Foreign Aid and the Real Exchange Rate in the West African Economic and Monetary Union

This paper examines the relationship between foreign aid and the real exchange rate to determine how the competitiveness of the West African Economic and Monetary Union (WAEMU) is affected by foreign aid.


Author: Eberechukwu Uneze

Publication Date: September, 2010

JEL Classification: C23, F31, F35

Key words: Foreign Aid; Real Exchange Rate; Pooled Mean Group

Document Size: 38 pages


The aim of this paper is to re-examine the relationship between foreign aid and the real exchange rate, using the recent econometric methods developed for nonstationary dynamic panels and an estimator that imposes a weaker homogeneity assumption on the slope coefficients.

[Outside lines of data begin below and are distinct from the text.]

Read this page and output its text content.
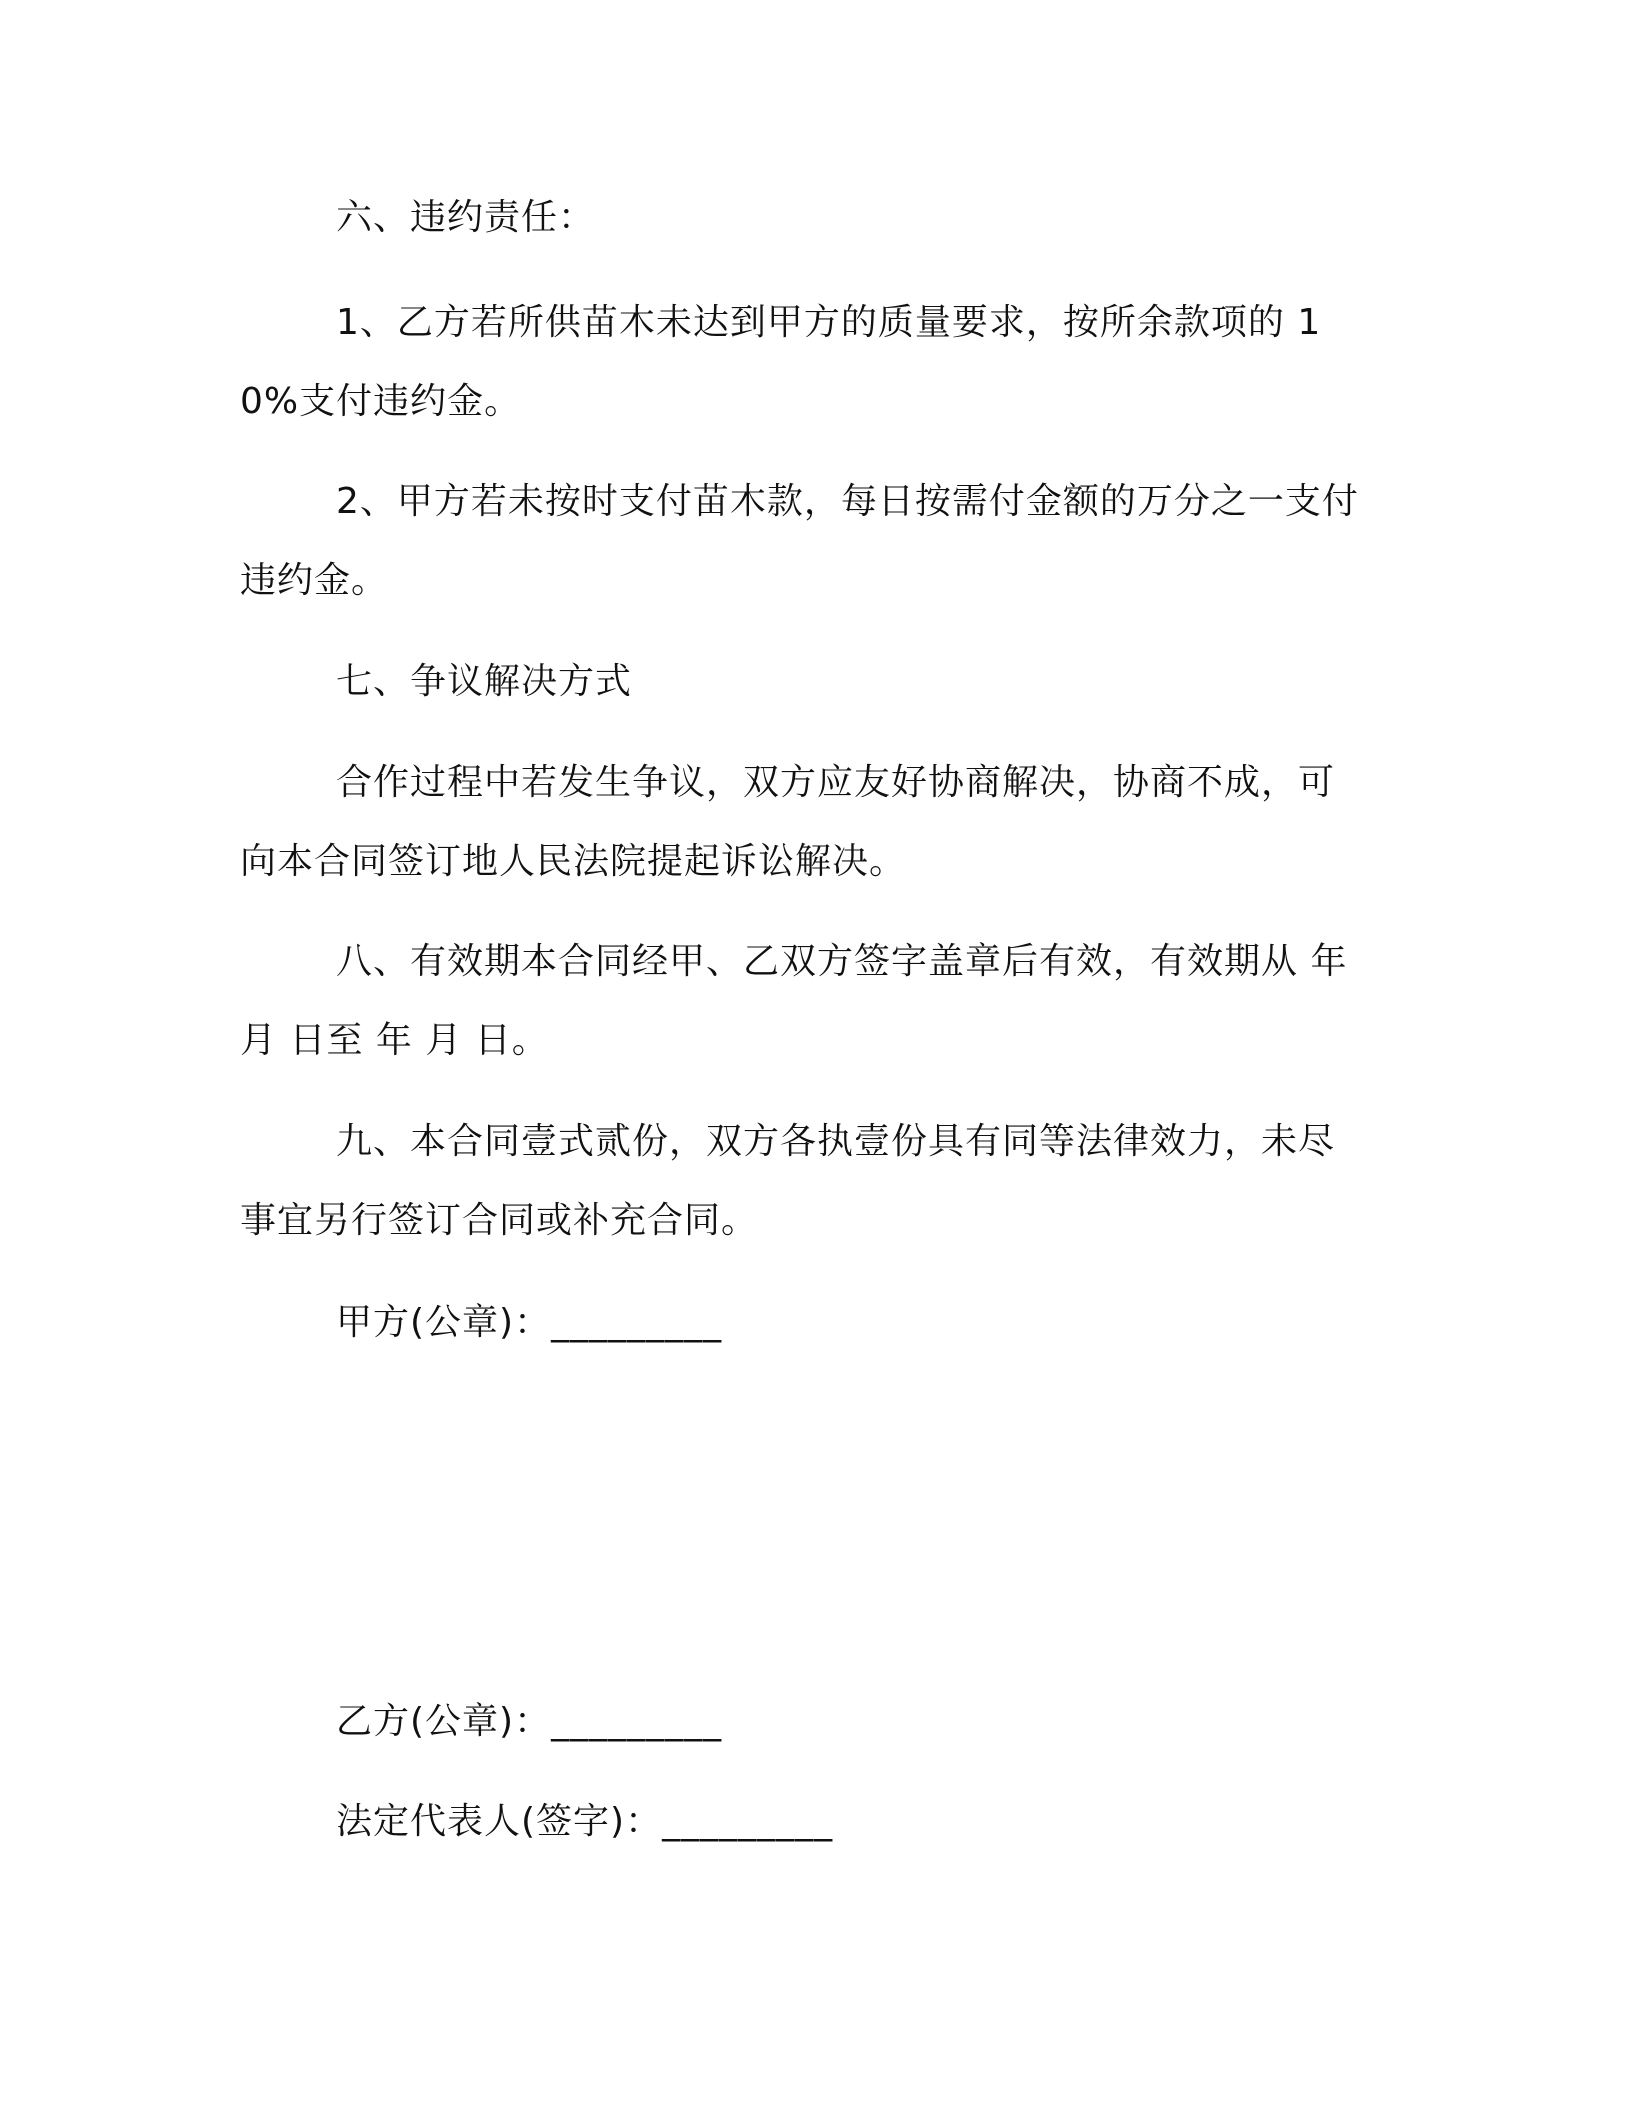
六、违约责任：
1、乙方若所供苗木未达到甲方的质量要求，按所余款项的 10%支付违约金。
2、甲方若未按时支付苗木款，每日按需付金额的万分之一支付违约金。
七、争议解决方式
合作过程中若发生争议，双方应友好协商解决，协商不成，可向本合同签订地人民法院提起诉讼解决。
八、有效期本合同经甲、乙双方签字盖章后有效，有效期从 年 月 日至 年 月 日。
九、本合同壹式贰份，双方各执壹份具有同等法律效力，未尽事宜另行签订合同或补充合同。
甲方(公章)：_________
乙方(公章)：_________
法定代表人(签字)：_________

The investigation shows that foreign aid led to an appreciation of the real exchange over the period 1975-2005. In addition, the paper finds that other variables, such as labour productivity (a proxy for Balassa-Samuelson effect), terms of trade improvement, and government consumption of non-tradable goods are also associated with an appreciation of the real exchange rate. To avoid an appreciation of the real exchange rate and a decline in competiveness, we recommend that WAEMU countries use foreign exchange from aid inflows to import capital goods, which will not only lead to export expansion, but also to faster economic growth.